Po porannych utrudnieniach ruch wraca do normy. - Po godzinie 16:00 ruch w tunelu odbywał się bardzo płynnie - poinformował Lech Marcinczak, reporter tvnwarszawa.pl. - Choć samochody mają do dyspozycji tylko jeden pas ruchu, nie utworzył się korek i nie ma żadnych utrudnień. Wyjazd z ul. Marymonckiej w kierunku Pułkowej jest mało uczęszczaną trasą - dodaje.
"Musiał jechać za szybko"
Utrudnienia wystąpiły za to nad ranem. - Tir przewożący koparkę zahaczył o wiadukt, ruch został wstrzymany - tłumaczy Anna Kędzierzawska z Komendy Stołecznej Policji.
- Tir musiał jechać z nadmierną prędkością - uważa Adam Sobieraj, rzecznik Zarządu Dróg Miejskich. - Są złamane trzy podwójne belki metalowe. Dwie są wyrwane z muru, jedna jest naruszona - dodaje.
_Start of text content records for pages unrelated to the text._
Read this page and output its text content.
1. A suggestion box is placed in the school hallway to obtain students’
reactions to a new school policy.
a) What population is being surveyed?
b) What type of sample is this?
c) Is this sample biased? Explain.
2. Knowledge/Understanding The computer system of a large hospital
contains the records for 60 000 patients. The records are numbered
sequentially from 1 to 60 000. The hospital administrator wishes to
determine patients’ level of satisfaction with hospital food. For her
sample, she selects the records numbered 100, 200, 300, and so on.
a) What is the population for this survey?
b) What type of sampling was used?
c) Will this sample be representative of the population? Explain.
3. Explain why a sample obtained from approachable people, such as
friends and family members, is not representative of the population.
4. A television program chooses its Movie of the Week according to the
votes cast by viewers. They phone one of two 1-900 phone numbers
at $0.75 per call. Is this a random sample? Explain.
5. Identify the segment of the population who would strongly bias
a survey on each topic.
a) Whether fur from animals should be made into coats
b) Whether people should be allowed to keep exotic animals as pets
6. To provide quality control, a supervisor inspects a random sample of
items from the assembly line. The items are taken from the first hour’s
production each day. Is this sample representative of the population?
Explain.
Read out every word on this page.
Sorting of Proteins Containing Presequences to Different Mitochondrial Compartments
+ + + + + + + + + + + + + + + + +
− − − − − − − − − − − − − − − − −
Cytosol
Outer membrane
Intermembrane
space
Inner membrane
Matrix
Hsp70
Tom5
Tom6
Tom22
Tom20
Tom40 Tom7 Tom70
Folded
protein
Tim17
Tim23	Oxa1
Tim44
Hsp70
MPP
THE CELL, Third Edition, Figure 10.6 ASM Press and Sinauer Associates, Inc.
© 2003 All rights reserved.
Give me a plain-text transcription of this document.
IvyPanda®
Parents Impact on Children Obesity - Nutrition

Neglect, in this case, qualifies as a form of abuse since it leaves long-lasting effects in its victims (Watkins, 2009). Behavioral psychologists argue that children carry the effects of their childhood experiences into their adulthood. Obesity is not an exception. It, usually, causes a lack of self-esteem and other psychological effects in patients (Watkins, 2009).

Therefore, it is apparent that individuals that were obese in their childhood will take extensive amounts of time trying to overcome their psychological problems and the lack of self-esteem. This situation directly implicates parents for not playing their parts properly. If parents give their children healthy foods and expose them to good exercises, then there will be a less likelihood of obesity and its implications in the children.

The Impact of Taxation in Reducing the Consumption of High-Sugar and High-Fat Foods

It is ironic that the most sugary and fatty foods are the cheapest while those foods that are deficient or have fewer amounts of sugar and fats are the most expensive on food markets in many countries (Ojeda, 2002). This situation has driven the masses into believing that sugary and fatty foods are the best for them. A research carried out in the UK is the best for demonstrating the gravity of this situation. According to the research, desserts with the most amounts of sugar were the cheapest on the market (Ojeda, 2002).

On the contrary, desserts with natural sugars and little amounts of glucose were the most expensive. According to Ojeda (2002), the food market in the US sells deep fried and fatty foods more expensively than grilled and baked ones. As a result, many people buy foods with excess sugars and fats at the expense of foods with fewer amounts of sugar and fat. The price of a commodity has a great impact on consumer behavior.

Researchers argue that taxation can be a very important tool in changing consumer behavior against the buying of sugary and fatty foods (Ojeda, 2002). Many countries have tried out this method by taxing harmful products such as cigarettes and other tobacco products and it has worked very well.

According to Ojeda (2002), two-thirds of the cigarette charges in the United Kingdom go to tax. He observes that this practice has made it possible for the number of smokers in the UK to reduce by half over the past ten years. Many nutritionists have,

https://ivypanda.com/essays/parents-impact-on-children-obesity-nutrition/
Robotnicy skuwali beton z belek. Drogowcy sprowadzili na miejsce podpory, które mają podtrzymywać konstrukcję wiaduktu.
- W ramach bezpieczeństwa musieliśmy całkowicie zablokować ruch pod wiaduktem. Odradzam wyjazd z Warszawy ul. Marymoncką - informował przed godziną 13:00 Sobieraj.
Kierowcy kierowani byli na objazdy: ul. Podleśną - ul. Gwiaździstą do Wisłostrady.
Teraz prace się skończyły i pojadą już normalnie.